Price & Availability
You can get the Lenovo Tab M11 from just £199.99 (US availability is TBC at the time of writing) and this price will get you the tablet itself and the Lenovo Pen.
Other bundles are available from the Lenovo store with different combinations of the folio case and charger included. The lot is yours for £269.97 RRP.
You can also buy it from Amazon with the tablet and pen or bundled folio case for just £209. It’s also available from Argos, Currys, Very and John Lewis.
Check out our chart of the best budget tablets for more options.
Should you buy the Lenovo Tab M11?
For only £199 for the cheapest option, the Lenovo Tab M11 is a positive experience in many ways.
It’s genuinely well-built and feels more luxurious to hold than the price tag indicates, and it has a great set of solutions for both family and productivity.
However, weak performance and some mediocre hardware hold the Tab M11 back, and it fails to fulfil all of its own lofty ambitions.
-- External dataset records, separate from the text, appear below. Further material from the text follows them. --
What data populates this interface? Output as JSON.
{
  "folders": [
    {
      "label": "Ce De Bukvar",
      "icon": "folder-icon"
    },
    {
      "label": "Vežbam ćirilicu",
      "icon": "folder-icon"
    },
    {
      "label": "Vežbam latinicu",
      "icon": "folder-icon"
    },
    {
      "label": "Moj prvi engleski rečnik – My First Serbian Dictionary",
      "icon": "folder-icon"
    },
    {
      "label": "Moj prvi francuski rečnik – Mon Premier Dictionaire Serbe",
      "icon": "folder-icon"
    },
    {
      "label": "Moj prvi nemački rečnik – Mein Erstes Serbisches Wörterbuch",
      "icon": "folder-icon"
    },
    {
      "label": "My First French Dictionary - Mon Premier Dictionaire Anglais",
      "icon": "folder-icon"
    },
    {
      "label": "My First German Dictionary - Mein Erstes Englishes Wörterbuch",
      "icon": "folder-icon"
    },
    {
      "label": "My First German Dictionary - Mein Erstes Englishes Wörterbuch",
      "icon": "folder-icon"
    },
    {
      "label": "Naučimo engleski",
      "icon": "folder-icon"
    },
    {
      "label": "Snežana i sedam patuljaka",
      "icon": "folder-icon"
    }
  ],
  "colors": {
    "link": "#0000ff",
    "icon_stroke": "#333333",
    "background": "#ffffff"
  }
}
This review originally appeared on M3.
Specs
- Processor: Mediatek Helio G88
- CPU: 2x Cortex-A75 2GHz, 6x Cortex-A555 1.8GHz
- Graphics: ARM Mali-G52 MC2
- Memory: 4GB
- Storage: 128GB, microSD slot
- Display: 11-inch IPS, 1920 x 1200 pixels, 90 Hz
- Cameras: 8Mp rear, 8Mp front
- Connections: USB-C 2.0, 3.5mm headset
- Communications: WiFi 5, Bluetooth 5.1
- Operating system: Android 13, 2 years updates
- Other: Lenovo Tab Pen, splash resistant (IP52)
- Battery: 7,040mAh, 7 hours 40 min video streaming (wifi, high brightness, 60 Hz), 8 hours 30 min mixed use (wifi, Pcmark Work 3.0 200 cd/m2, 90 Hz)
- Battery charging: 15W USB charging (USB PD). 14% in 15 min, 26% in 30 min.